El Dólar estadounidense mantiene su fortaleza tras estos comentarios. Al momento de la publicación, el Índice del Dólar subía un 0.2% en el día a 99.38.
La política monetaria de Estados Unidos está dirigida por la Reserva Federal (Fed). La Fed tiene dos mandatos: lograr la estabilidad de los precios y fomentar el pleno empleo. Su principal herramienta para lograr estos objetivos es ajustar los tipos de interés. Cuando los precios suben demasiado deprisa y la inflación supera el objetivo del 2% fijado por la Reserva Federal, ésta sube los tipos de interés, incrementando los costes de los préstamos en toda la economía. Esto se traduce en un fortalecimiento del Dólar estadounidense (USD), ya que hace de Estados Unidos un lugar más atractivo para que los inversores internacionales coloquen su dinero. Cuando la inflación cae por debajo del 2% o la tasa de desempleo es demasiado alta, la Reserva Federal puede bajar los tipos de interés para fomentar el endeudamiento, lo que pesa sobre el billete verde.

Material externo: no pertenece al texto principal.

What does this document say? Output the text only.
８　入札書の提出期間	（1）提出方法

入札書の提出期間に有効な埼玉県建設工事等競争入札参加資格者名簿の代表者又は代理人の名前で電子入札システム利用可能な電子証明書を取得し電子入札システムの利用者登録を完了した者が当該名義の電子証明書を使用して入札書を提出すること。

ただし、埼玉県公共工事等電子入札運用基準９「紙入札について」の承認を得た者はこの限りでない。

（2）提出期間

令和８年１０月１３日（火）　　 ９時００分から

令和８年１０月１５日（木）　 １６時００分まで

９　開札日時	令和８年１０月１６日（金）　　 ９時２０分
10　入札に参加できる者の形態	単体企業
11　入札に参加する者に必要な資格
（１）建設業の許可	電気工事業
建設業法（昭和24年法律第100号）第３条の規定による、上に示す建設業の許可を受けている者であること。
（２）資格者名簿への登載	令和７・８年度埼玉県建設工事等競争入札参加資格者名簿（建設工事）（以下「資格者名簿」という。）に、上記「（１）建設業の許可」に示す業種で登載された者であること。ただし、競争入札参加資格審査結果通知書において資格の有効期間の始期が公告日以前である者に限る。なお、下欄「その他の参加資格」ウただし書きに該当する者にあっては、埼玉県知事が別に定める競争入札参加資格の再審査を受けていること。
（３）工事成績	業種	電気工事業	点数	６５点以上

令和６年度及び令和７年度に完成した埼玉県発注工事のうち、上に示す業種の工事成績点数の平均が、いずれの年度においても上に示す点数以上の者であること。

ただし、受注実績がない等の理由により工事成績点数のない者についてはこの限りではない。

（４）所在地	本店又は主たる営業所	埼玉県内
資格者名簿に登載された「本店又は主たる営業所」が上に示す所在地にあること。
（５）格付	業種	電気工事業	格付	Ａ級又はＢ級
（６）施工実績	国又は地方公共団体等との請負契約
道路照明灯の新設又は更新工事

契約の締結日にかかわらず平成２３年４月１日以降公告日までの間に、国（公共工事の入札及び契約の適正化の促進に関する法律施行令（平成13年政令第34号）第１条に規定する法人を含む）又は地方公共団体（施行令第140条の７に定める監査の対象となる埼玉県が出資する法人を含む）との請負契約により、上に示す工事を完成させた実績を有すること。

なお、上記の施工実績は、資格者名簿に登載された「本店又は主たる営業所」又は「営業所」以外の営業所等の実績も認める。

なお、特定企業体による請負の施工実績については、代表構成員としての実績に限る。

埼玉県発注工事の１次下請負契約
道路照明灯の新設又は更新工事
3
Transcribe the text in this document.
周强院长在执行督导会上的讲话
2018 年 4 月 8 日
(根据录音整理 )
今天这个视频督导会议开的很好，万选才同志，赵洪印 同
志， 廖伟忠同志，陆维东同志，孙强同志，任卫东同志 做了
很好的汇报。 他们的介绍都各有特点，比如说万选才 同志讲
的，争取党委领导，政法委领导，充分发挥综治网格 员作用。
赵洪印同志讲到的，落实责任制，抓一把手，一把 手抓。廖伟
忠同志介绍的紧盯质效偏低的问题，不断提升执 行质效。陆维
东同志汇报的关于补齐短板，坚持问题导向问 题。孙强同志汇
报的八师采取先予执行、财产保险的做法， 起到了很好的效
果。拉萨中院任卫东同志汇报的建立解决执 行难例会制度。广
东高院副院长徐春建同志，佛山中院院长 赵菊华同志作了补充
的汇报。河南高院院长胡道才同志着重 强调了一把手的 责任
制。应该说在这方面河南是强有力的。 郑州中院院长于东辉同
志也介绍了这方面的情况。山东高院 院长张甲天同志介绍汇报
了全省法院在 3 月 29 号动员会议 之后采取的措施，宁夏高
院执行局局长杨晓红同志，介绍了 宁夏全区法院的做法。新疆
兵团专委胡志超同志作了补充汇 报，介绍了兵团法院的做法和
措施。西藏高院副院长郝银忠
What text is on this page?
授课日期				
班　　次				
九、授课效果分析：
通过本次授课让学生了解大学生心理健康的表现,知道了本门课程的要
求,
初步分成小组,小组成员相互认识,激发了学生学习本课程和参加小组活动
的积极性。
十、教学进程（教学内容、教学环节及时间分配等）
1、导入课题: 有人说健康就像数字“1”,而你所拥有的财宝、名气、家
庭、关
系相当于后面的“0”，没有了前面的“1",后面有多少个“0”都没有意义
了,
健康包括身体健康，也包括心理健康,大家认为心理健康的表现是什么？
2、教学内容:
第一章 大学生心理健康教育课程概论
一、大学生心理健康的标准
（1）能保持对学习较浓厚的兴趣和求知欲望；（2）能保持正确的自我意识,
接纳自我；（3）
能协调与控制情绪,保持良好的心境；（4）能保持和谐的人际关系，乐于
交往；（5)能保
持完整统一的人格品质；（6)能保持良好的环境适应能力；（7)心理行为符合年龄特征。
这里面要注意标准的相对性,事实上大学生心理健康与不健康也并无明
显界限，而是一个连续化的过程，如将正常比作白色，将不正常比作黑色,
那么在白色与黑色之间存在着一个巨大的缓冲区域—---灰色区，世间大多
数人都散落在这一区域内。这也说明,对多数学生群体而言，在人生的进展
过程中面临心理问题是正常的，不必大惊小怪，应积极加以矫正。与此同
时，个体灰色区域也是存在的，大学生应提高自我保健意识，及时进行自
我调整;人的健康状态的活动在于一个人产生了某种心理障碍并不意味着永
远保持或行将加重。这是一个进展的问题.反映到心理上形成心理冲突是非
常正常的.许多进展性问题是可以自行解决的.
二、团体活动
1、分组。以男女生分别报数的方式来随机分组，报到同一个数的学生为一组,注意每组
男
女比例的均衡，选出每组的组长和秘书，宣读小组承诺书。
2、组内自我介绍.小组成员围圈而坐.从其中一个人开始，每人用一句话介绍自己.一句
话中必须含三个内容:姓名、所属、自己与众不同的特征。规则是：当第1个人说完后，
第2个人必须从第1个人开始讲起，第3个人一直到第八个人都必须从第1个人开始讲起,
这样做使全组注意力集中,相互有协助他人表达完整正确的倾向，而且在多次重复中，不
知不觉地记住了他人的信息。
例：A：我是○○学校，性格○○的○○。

La Reserva Federal (Fed) celebra ocho reuniones al año, en las que el Comité Federal de Mercado Abierto (FOMC) evalúa la situación económica y toma decisiones de política monetaria. El FOMC está formado por doce funcionarios de la Reserva Federal: los siete miembros del Consejo de Gobernadores, el presidente del Banco de la Reserva Federal de Nueva York y cuatro de los once presidentes de los bancos regionales de la Reserva, que ejercen sus cargos durante un año de forma rotatoria.
En situaciones extremas, la Reserva Federal puede recurrir a una política denominada Quantitative Easing (QE). El QE es el proceso por el cual la Fed aumenta sustancialmente el flujo de crédito en un sistema financiero atascado. Es una medida de política no estándar utilizada durante las crisis o cuando la inflación es extremadamente baja. Fue el arma elegida por la Fed durante la Gran Crisis Financiera de 2008. Consiste en que la Fed imprima más dólares y los utilice para comprar bonos de alta calidad de instituciones financieras. El QE suele debilitar al Dólar estadounidense.
El endurecimiento cuantitativo (QT) es el proceso inverso a la QE, por el que la Reserva Federal deja de comprar bonos a instituciones financieras y no reinvierte el capital de los bonos que tiene en cartera que vencen, para comprar nuevos bonos. Suele ser positivo para el valor del Dólar estadounidense.